Price matters too, and I won’t pretend it doesn’t. If the Ryobi’s higher price tag is a stretch right now, the Worx isn’t a bad fallback. It’s not the mower I’d choose for a sloped half-acre yard, but it will get a small, flat lawn cut clean every week without draining your savings.

What surprised me most after six weeks wasn’t the runtime numbers or the deck width. It was how little I missed my old gas mower. No more trips to the gas station with a red plastic can. No more pulling a cord until my shoulder ached. Just a quiet motor, a full battery, and a lawn that looks the same either way.

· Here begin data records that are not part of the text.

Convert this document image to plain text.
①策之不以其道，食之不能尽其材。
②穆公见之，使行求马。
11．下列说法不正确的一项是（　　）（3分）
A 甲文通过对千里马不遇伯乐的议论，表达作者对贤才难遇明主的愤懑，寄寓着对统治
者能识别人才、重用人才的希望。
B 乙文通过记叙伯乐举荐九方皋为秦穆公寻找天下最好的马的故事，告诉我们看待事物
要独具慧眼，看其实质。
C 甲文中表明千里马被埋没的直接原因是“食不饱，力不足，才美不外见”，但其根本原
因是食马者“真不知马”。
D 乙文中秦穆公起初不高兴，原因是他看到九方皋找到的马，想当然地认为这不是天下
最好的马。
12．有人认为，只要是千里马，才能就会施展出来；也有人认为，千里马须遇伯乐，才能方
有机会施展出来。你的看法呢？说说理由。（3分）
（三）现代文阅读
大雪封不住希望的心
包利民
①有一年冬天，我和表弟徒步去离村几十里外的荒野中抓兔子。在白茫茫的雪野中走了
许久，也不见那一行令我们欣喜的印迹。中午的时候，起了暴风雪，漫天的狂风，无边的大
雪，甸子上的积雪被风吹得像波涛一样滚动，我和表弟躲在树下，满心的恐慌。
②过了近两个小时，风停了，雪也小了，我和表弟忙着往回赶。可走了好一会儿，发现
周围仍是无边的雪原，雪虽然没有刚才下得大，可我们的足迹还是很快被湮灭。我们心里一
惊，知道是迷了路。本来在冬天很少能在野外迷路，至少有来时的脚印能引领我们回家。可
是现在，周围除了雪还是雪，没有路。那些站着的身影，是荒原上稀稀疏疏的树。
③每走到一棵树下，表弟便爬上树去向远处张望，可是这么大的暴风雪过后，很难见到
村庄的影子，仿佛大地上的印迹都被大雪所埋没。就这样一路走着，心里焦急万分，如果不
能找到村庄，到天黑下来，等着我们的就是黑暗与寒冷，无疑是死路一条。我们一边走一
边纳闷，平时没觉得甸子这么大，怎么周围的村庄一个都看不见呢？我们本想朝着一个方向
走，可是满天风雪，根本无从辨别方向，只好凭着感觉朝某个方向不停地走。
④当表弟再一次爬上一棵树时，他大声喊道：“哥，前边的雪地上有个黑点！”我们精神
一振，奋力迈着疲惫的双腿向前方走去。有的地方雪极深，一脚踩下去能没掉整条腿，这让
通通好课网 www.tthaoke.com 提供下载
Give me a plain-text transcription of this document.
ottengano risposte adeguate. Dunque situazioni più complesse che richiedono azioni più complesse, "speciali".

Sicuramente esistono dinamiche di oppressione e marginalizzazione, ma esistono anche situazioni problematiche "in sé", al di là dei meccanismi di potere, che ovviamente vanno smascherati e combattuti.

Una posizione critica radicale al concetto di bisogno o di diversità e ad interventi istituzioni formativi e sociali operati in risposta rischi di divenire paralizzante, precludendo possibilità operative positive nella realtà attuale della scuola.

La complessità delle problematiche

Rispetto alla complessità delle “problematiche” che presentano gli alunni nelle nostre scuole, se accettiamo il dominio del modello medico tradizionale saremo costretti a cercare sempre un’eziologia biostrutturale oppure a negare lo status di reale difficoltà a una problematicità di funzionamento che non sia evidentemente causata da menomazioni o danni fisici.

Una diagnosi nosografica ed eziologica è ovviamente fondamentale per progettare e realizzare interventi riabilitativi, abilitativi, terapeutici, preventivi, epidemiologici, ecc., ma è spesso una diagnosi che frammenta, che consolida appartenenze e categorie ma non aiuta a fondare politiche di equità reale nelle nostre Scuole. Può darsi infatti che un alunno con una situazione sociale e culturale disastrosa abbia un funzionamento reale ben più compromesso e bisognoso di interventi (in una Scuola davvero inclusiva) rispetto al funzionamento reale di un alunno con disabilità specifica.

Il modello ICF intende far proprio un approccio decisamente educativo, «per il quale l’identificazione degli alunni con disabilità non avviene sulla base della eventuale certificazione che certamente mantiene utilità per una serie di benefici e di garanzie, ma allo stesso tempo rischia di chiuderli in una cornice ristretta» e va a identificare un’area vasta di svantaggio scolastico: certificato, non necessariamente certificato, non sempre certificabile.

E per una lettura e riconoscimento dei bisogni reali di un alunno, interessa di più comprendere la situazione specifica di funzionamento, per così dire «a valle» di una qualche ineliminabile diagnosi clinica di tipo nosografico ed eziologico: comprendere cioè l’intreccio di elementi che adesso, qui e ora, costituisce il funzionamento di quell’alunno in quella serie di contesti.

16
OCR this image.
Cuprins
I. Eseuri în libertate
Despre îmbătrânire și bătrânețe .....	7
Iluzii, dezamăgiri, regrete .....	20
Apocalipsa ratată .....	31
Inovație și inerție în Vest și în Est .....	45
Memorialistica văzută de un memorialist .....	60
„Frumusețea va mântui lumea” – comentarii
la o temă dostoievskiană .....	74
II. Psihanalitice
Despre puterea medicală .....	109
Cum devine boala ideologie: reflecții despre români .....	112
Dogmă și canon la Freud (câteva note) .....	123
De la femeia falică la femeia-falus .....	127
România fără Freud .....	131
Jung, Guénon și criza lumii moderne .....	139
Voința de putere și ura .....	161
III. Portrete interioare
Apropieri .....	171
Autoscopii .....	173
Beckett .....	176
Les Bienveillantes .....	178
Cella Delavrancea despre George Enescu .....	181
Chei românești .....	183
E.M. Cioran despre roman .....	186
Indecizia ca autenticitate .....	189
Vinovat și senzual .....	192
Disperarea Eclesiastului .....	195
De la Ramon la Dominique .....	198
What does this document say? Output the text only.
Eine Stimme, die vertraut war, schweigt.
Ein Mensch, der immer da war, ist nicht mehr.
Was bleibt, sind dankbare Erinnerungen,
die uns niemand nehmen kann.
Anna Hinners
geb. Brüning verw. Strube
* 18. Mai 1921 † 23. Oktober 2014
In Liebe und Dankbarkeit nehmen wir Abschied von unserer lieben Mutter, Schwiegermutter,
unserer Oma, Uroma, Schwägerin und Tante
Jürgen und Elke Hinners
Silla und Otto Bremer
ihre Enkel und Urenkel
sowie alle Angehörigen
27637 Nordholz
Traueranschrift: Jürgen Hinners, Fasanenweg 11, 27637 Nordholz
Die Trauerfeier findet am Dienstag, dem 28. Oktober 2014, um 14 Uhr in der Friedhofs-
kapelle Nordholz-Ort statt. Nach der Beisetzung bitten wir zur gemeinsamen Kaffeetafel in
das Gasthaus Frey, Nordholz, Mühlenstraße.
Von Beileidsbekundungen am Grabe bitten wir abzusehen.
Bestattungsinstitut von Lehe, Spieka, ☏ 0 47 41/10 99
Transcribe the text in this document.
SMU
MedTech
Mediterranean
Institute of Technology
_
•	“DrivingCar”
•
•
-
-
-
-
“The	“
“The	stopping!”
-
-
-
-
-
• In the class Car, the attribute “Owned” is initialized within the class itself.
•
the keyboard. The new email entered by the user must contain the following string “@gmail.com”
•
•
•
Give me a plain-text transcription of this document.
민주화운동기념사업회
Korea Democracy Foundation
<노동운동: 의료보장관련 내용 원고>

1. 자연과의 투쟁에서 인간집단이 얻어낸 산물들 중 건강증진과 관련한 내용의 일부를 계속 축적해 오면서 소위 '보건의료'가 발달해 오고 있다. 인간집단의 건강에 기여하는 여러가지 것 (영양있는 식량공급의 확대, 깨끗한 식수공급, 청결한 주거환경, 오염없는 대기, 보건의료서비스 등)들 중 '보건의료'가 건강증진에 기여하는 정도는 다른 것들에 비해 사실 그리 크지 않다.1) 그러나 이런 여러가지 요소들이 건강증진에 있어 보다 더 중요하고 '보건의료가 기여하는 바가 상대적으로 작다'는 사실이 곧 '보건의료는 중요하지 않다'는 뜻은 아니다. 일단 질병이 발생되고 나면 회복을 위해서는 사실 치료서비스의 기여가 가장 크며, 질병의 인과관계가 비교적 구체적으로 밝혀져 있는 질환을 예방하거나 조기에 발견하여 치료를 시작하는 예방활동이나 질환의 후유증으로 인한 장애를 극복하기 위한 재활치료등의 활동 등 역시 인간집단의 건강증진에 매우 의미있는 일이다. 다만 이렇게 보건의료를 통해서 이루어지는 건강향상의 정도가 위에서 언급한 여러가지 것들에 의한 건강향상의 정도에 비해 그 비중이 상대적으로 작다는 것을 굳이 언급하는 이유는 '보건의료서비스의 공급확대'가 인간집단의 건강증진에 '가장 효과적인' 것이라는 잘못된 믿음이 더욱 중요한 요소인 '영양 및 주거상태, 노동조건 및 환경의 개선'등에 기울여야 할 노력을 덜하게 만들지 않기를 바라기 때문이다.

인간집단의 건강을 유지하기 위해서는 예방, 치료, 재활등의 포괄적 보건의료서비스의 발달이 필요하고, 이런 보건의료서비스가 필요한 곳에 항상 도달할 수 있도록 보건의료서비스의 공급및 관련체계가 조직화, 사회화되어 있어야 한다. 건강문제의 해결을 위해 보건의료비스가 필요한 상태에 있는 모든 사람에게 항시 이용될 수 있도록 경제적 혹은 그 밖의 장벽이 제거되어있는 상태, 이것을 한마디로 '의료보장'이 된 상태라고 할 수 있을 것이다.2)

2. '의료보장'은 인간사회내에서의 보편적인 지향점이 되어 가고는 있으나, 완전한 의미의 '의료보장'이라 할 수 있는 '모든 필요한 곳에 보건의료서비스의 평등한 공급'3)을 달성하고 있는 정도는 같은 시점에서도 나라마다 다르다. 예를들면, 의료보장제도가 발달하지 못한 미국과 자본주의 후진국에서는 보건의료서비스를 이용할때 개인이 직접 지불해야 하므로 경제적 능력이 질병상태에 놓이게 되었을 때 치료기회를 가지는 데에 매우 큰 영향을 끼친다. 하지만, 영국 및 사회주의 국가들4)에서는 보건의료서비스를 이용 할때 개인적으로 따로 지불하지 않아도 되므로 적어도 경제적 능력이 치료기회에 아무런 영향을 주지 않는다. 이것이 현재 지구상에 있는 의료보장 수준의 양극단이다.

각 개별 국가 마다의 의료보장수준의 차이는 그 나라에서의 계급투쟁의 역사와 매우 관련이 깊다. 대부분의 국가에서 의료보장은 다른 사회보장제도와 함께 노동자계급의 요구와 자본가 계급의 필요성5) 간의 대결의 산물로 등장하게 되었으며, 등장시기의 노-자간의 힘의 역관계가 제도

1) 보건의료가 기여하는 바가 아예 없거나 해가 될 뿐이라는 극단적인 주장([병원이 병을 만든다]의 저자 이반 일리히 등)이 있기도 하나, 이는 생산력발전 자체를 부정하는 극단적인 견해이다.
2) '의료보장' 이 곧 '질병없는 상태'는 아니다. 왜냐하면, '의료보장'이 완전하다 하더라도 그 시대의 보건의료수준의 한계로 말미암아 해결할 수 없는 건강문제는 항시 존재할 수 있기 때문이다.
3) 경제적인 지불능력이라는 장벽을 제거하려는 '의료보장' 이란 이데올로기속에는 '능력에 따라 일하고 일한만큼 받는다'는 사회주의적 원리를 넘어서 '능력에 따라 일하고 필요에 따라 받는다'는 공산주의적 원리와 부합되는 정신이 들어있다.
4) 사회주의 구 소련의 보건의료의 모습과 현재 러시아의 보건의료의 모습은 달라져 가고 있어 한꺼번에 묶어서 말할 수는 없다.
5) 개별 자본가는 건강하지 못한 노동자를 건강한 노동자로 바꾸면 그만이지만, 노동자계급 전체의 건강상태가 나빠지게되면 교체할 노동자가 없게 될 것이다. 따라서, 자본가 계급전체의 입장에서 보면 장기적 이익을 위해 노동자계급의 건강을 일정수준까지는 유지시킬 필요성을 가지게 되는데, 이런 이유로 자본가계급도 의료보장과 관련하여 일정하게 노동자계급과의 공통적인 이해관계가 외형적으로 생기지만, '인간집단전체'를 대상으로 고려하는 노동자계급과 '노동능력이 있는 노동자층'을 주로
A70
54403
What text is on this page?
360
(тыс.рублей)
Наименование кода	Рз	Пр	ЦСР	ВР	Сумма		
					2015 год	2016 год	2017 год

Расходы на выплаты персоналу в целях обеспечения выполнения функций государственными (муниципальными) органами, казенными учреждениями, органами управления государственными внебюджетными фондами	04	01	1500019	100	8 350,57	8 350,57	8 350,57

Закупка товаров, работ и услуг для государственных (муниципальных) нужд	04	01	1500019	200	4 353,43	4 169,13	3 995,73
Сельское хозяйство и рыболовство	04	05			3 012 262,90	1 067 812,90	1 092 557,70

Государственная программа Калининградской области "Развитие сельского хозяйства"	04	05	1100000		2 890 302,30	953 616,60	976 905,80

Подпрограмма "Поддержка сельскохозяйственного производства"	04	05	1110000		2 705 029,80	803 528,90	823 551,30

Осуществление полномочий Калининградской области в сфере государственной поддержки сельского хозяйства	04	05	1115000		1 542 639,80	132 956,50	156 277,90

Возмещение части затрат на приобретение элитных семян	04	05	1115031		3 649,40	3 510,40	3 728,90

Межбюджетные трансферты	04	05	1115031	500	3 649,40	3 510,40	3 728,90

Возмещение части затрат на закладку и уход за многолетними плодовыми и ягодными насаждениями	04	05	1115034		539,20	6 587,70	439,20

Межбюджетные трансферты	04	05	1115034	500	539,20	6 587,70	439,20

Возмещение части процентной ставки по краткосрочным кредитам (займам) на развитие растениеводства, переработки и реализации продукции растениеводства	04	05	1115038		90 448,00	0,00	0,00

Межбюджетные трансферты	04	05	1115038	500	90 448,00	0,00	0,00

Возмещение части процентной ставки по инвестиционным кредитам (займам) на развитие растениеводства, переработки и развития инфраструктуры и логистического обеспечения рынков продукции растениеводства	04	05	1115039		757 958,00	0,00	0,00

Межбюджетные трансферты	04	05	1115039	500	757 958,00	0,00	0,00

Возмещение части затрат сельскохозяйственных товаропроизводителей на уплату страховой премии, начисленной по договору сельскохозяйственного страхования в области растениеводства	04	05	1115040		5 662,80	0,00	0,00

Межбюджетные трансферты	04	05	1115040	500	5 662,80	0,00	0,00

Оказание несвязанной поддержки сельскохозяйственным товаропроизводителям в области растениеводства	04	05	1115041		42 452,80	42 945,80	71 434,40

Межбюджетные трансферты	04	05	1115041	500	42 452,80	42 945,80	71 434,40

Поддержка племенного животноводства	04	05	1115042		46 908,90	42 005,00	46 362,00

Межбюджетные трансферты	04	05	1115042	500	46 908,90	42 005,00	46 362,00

If you’re still torn, think about the last time you mowed your yard. Were you tired by the end? Did you dread pushing uphill near the mailbox? If yes, get the Ryobi. If your biggest concern is the price tag and your yard is small and flat, the Worx will treat you just fine.

Frequently Asked Questions

Is the Worx WG779 self-propelled?

No. The Worx WG779 is a push mower. You provide all the forward motion, which can feel tiring on sloped or large yards.

How long does the Ryobi RY401170 run on a full charge?

In my testing, the Ryobi RY401170 ran about 45 minutes per charge on a quarter-acre lawn with mixed grass conditions.

Which mower is better for thick, wet grass?

The Ryobi RY401170 handled thick, humid grass better in my Florida tests. Its wider deck and higher blade speed cleared clippings with fewer pauses.

Is the Worx WG779 or Ryobi RY401170 better for small yards?

The Worx WG779 is a strong fit for small, flat yards under a quarter acre. It costs less and is easier to store and lift.

How long does each mower take to fully charge?

The Worx WG779’s batteries take about 60 minutes each to charge. The Ryobi RY401170’s single battery takes about 90 minutes for a full charge.

Can I mulch, bag, and side-discharge with both mowers?

Yes. Both the Worx WG779 and Ryobi RY401170 offer 3-in-1 functionality: mulching, rear bagging, and side discharge.